The Rule in Pigot’s Case (1614) and Its Effect in Contract Law

As I am currently in the middle of an in-depth course that deals with the law of obligations, I have to admit to feeling a little ashamed of myself for never having heard of Pigot’s Case – especially the rule and the impact it currently has on English contract law. I have gone through every last textbook connected to the course with a fine-tooth comb, and there is not a single mention of this case anywhere.

So, would this lack of knowledge about and coverage of the case of Winchcombe v. Pigot [1558-1774] All E.R. Rep. 50 mean that the rule established in this case is no longer applicable in our common law?

First and foremost, it is necessary to acquaint ourselves with the case and the rule that was established. A Mr Henry Pigot was indebted to a Mr Benedict Winchcombe. A bond was executed in relation to this debt on 2 March 1611. Sometime later Mr Winchcombe became the High Sheriff of Oxfordshire, and then an unknown stranger actually amended the bond that existed between Pigot and Winchcombe by inserting the words Vicecomiti Comitatus Oxon (Sheriff of the County of Oxford) immediately after the words Benedict Winchcombe, Esq., and before the amount that was due on the bond.

At the time the case was heard (in 1614), Pigot relied upon existing case law and entered a plea of non est factum (it is not my deed) and argued that the deed was no longer the one entered into three years earlier.

The important rule that set a precedent that would last for at least 400 years after this case was heard was this: as there was a material change to the bond (the addition of the words Vicecomiti Comitatus Oxon), it would indeed become void and therefore the claimant (the plaintiff, Mr Winchcombe) could no longer rely upon it. Lord Coke was primarily responsible for this decision, and at the time he said, “When any deed is altered in a point material, by the plaintiff himself or by any stranger, without the privity of the obligee, be it by interlineation, addition, raising, or by drawing of a pen through a line or through the midst of any material word, the deed thereby becomes void”.

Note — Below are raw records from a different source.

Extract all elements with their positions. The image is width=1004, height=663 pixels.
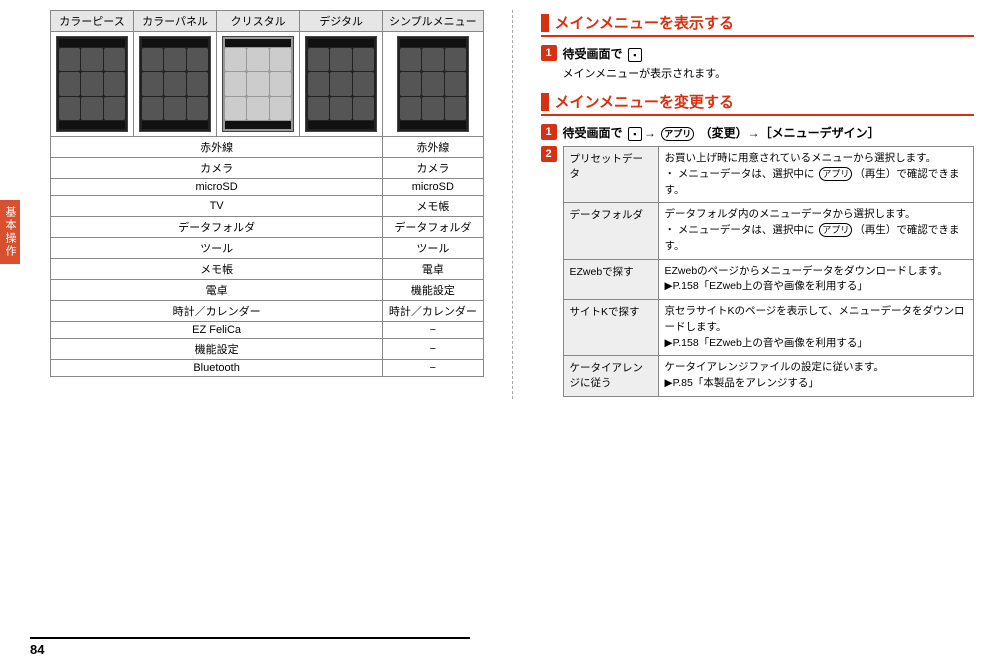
table-row: カメラカメラ bbox=[51, 158, 484, 179]
step-post: （変更）→［メニューデザイン］ bbox=[700, 126, 880, 140]
feat-left: カメラ bbox=[51, 158, 383, 179]
feat-left: Bluetooth bbox=[51, 360, 383, 377]
table-row: TVメモ帳 bbox=[51, 196, 484, 217]
step-1-show: 1 待受画面で ▪ bbox=[541, 45, 975, 63]
thumb-colorpiece bbox=[56, 36, 128, 132]
app-key-icon: アプリ bbox=[661, 127, 694, 141]
feat-right: − bbox=[383, 339, 483, 360]
table-row: プリセットデータ お買い上げ時に用意されているメニューから選択します。・ メニュ… bbox=[563, 147, 974, 203]
table-row: 機能設定− bbox=[51, 339, 484, 360]
page-number: 84 bbox=[30, 642, 44, 657]
opt-key: EZwebで探す bbox=[563, 259, 658, 300]
table-row: EZ FeliCa− bbox=[51, 322, 484, 339]
center-key-icon: ▪ bbox=[628, 48, 642, 62]
feat-right: 機能設定 bbox=[383, 280, 483, 301]
feat-left: 赤外線 bbox=[51, 137, 383, 158]
step1-pre: 待受画面で bbox=[563, 47, 623, 61]
opt-val: お買い上げ時に用意されているメニューから選択します。・ メニューデータは、選択中… bbox=[658, 147, 974, 203]
opt-key: プリセットデータ bbox=[563, 147, 658, 203]
feat-right: データフォルダ bbox=[383, 217, 483, 238]
feat-right: メモ帳 bbox=[383, 196, 483, 217]
th-digital: デジタル bbox=[300, 11, 383, 32]
th-colorpanel: カラーパネル bbox=[134, 11, 217, 32]
feat-right: 時計／カレンダー bbox=[383, 301, 483, 322]
opt-key: データフォルダ bbox=[563, 203, 658, 259]
thumb-digital bbox=[305, 36, 377, 132]
table-row: データフォルダ データフォルダ内のメニューデータから選択します。・ メニューデー… bbox=[563, 203, 974, 259]
opt-key: ケータイアレンジに従う bbox=[563, 356, 658, 397]
options-table: プリセットデータ お買い上げ時に用意されているメニューから選択します。・ メニュ… bbox=[563, 146, 975, 397]
thumb-colorpanel bbox=[139, 36, 211, 132]
step-number-icon: 1 bbox=[541, 45, 557, 61]
feat-left: 時計／カレンダー bbox=[51, 301, 383, 322]
feat-left: microSD bbox=[51, 179, 383, 196]
feat-left: データフォルダ bbox=[51, 217, 383, 238]
footer-rule bbox=[30, 637, 470, 639]
feat-right: − bbox=[383, 322, 483, 339]
opt-val: EZwebのページからメニューデータをダウンロードします。▶P.158「EZwe… bbox=[658, 259, 974, 300]
table-row: メモ帳電卓 bbox=[51, 259, 484, 280]
title-text: メインメニューを表示する bbox=[555, 12, 735, 33]
step-number-icon: 1 bbox=[541, 124, 557, 140]
table-row: ケータイアレンジに従う ケータイアレンジファイルの設定に従います。▶P.85「本… bbox=[563, 356, 974, 397]
feat-left: 機能設定 bbox=[51, 339, 383, 360]
section-title-show-menu: メインメニューを表示する bbox=[541, 12, 975, 37]
feat-left: 電卓 bbox=[51, 280, 383, 301]
section-title-change-menu: メインメニューを変更する bbox=[541, 91, 975, 116]
opt-val: 京セラサイトKのページを表示して、メニューデータをダウンロードします。▶P.15… bbox=[658, 300, 974, 356]
feat-right: 電卓 bbox=[383, 259, 483, 280]
opt-val: データフォルダ内のメニューデータから選択します。・ メニューデータは、選択中に … bbox=[658, 203, 974, 259]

Whilst there have been a good number of cases after Pigot (1614) to help water down this rule slightly, it would appear, to all intents and purposes, that the rule stands firm to this day. Therefore, if any material changes are made to a bond or contract without either party’s knowledge, this could very well void the entire contract completely.

Many people have criticised the severity of this rule and maintain that it is not really acceptable to continue to follow a precedent that was established 400 years ago. In fact, bearing in mind how much of English law is binding on courts in other Commonwealth countries, it is interesting to note that the Australian state of New South Wales has passed a statute to repeal this legal rule.

When it comes to repealing this rule in the English courts, perhaps we could say that this could be added to a list of umpteen other precedents that have been established in contract law. If you choose to follow a system of common law, it goes without saying that human error will always be a significant and very real problem. Personally, I have always tended to favour the civil law system that is followed by our continental neighbours and by the good people of Scotland.